Enquanto isso, as tensões sociais aumentam: na semana passada manifestantes contrários aos lockdowns fizeram uma passeata com tochas em frente à casa de um secretário regional de Saúde, num protesto que foi amplamente condenado por políticos em Berlim. 

2. Uma economia trôpega. Scholz enfrenta um cenário econômico muito pior do que quando o seu SPD venceu por pouco as eleições legislativas em setembro. Dados divulgados nesta semana mostram uma queda muito maior nas encomendas às fábricas do que a prevista por analistas. 

O setor industrial vem sofrendo com a falta de matérias-primas e produtos como microchips, o que gerou gargalos nas entregas e problemas de produção na indústria automobilística. 

Enquanto isso, a inflação bateu nos 6% no mês passado, o maior nível desde o começo dos anos 90. Especialistas agora acreditam que a Alemanha poderá levar mais tempo para retornar aos níveis pré-pandemia de crescimento econômico, em relação ao restante da zona do euro. 

Grupos empresariais também temem que as novas e duras restrições às pessoas não vacinadas, adotadas no mês passado, possam afetar a atividade de consumo no período que antecede o Natal. 

3. Cumprir as metas climáticas e manter as luzes acesas. As ambições do novo governo ficam evidentes em seus planos de combate às causas das mudanças climáticas. O plano é aumentar significativamente a capacidade de geração de energias renováveis, abandonar a energia gerada pelo carvão até 2030 – oito anos antes do originalmente planejado – eliminar os carros movidos a gasolina e a diesel e ter 15 milhões de veículos elétricos nas estradas alemãs até o fim desta década. 

Mas alguns especialistas vêm questionando como o país conseguirá manter as luzes acesas assim que todas as suas usinas nucleares e as movidas a carvão forem fechadas. Será preciso construir milhares de novas turbinas eólicas e painéis solares, novas e extensas redes elétricas e uma série de usinas elétricas movidas a gás. 

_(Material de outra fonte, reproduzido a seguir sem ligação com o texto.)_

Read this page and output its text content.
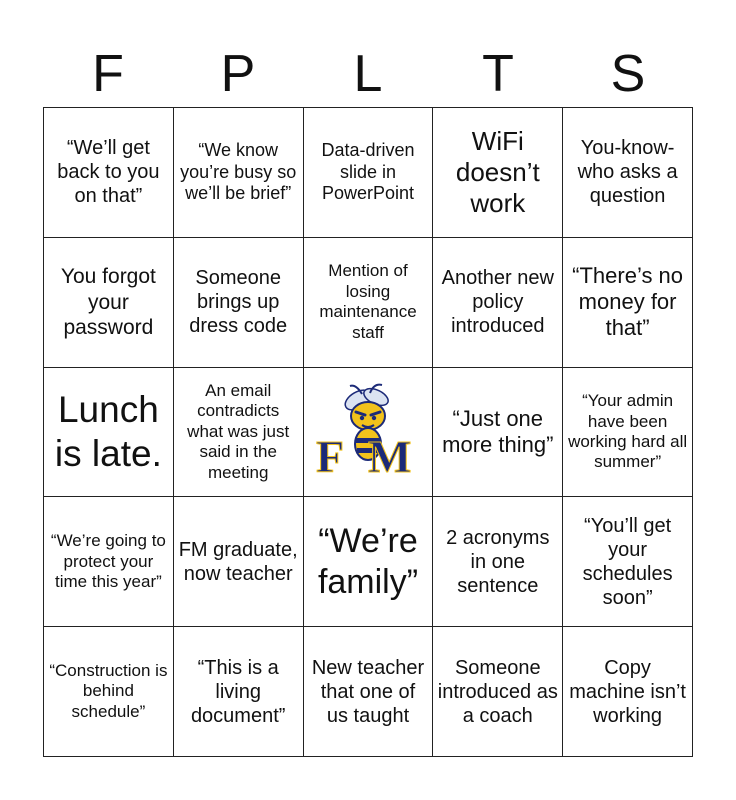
F	P	L	T	S
“We’ll get back to you on that”	“We know you’re busy so we’ll be brief”	Data-driven slide in PowerPoint	WiFi doesn’t work	You-know-who asks a question
You forgot your password	Someone brings up dress code	Mention of losing maintenance staff	Another new policy introduced	“There’s no money for that”
Lunch is late.	An email contradicts what was just said in the meeting	F M	“Just one more thing”	“Your admin have been working hard all summer”
“We’re going to protect your time this year”	FM graduate, now teacher	“We’re family”	2 acronyms in one sentence	“You’ll get your schedules soon”
“Construction is behind schedule”	“This is a living document”	New teacher that one of us taught	Someone introduced as a coach	Copy machine isn’t working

Na verdade, fala-se de um iminente “déficit de eletricidade”, com consumidores industriais e residenciais enfrentando a possibilidade de escassez de energia e aumento dos preços. O novo governo terá de descobrir como preencher esse déficit e alcançar as metas verdes sem colocar em risco a economia alemã, que é voltada para as exportações. 

4. Desafios de política externa. Dias antes de o novo governo da Alemanha tomar posse, o presidente dos EUA, Joe Biden, alertou os países aliados que a Rússia pode estar prestes a invadir a Ucrânia. A Alemanha, juntamente com outros países da Organização do Tratado do Atlântico Norte (Otan, a aliança militar ocidental) e da União Europeia (UE), acredita nessa avaliação e provavelmente concordará com novas e pesadas sanções se os russos realmente fizerem isso. 

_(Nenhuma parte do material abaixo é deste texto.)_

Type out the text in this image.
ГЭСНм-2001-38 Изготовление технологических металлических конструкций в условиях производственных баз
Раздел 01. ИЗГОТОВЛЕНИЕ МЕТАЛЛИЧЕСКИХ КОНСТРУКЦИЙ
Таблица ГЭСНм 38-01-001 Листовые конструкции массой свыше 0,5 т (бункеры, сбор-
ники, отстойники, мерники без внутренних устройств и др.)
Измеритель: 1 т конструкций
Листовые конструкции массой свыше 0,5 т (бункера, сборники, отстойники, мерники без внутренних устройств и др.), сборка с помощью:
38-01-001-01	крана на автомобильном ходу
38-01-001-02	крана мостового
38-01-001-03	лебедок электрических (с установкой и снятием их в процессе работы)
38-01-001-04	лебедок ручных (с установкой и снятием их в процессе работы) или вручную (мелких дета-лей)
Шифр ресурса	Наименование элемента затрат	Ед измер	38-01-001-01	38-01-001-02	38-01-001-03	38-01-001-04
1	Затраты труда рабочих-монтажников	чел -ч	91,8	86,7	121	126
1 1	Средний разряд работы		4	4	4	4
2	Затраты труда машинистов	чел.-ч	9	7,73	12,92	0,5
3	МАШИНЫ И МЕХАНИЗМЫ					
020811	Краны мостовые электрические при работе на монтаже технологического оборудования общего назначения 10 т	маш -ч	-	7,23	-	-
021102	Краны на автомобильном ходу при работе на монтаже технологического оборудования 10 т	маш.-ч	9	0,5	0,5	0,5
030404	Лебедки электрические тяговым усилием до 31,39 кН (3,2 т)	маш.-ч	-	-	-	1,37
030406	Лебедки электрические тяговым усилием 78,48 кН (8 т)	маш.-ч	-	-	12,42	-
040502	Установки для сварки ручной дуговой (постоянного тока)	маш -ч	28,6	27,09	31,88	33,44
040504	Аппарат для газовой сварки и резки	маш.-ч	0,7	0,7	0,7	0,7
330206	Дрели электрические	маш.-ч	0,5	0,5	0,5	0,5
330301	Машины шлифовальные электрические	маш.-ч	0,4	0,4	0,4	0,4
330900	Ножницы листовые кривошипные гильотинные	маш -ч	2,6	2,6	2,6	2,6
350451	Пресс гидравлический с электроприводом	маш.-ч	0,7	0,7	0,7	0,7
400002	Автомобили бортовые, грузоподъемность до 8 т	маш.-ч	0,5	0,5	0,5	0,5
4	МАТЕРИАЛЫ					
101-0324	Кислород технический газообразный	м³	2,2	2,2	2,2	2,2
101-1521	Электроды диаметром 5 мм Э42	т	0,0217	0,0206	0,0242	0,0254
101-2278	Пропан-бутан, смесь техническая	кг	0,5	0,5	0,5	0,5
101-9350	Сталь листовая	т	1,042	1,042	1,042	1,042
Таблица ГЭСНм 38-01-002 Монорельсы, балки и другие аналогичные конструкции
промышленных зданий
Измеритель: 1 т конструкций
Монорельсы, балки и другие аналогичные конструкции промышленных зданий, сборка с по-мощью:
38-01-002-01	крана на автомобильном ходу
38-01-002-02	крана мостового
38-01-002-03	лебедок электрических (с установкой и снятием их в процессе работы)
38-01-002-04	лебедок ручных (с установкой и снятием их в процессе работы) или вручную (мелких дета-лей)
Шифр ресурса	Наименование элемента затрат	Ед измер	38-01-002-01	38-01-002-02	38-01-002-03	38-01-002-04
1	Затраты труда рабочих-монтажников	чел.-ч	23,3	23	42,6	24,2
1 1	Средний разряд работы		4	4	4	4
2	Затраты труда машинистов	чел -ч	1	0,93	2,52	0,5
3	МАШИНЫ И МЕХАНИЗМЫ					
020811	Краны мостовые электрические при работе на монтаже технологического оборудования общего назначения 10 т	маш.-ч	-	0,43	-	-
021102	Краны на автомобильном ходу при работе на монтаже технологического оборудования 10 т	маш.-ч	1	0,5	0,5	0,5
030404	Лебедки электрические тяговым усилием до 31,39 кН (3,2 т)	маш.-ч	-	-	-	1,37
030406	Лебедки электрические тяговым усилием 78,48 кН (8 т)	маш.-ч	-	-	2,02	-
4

Isso poderá ser um dos primeiros grandes testes à coesão da coalizão. Muitos no SPD estão inclinados a pegar leve com o presidente russo, Vladimir Putin, em contraste com os verdes, mais radicais. 

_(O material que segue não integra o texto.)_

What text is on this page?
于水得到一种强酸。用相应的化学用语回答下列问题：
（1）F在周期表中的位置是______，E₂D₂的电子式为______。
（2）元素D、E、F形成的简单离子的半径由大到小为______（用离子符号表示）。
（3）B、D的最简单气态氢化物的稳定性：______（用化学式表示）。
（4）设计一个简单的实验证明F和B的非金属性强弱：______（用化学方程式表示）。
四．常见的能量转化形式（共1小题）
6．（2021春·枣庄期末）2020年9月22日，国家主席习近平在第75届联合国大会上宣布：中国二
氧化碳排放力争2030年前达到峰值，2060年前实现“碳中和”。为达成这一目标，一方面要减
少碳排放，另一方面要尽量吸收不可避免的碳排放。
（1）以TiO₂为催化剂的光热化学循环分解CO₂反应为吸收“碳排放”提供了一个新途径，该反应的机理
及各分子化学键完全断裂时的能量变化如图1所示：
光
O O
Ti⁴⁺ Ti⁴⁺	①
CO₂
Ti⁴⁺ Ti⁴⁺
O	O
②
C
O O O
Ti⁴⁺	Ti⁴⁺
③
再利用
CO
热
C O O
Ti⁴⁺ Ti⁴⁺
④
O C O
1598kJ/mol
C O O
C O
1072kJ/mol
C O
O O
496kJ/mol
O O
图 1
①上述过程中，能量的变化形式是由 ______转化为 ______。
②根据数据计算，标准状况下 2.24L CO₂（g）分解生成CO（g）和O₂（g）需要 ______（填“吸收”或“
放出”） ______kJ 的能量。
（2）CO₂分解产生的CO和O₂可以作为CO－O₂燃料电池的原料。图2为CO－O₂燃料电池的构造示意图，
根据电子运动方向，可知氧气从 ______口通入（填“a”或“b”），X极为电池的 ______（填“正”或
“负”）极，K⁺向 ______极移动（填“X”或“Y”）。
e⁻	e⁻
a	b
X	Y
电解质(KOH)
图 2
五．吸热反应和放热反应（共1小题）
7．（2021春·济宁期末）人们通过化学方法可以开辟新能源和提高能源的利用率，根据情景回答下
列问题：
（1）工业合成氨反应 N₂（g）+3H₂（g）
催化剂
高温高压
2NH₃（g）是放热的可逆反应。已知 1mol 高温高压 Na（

É provável que haja um debate sobre o que fazer com o Nord Stream 2, o gasoduto russo que atravessa o Báltico até a Alemanha, ao qual os verdes se opõem e o SPD apoia. Diferenças sobre como eventualmente punir a Rússia poderão ameaçar o período de “lua-de-mel” da nova coalizão. 

5. Investimento versus dívida. No mês passado Scholz prometeu a “maior modernização industrial da Alemanha em mais de cem anos” e sua coalizão parece determinada a investir bilhões de euros para tornar a economia da Alemanha mais ecológica e modernizar a infraestrutura do país. 

Mas o FDP insiste que também é preciso obedecer às rígidas regras fiscais alemãs – em especial o teto constitucional para novos empréstimos, o chamado freio da dívida. Resolver essa questão poderá ser um dos maiores desafios da coalizão. O plano de governo de 177 páginas oferece dicas de uma solução: muitos investimentos serão realizados pelo banco estatal de desenvolvimento KfW, a empresa de transporte ferroviário Deutsche Bahn e uma agência imobiliária federal, que será usada para construir novos prédios residenciais. 

O próximo ano ainda haverá uma oportunidade de ampliar o endividamento, enquanto durar a suspensão temporária do freio da dívida, medida tomada durante a pandemia. Mas as disputas entre os verdes pró-investimentos e a retidão pró-fiscal do FDP em relação as prioridades de gastos, parecem pré-programadas.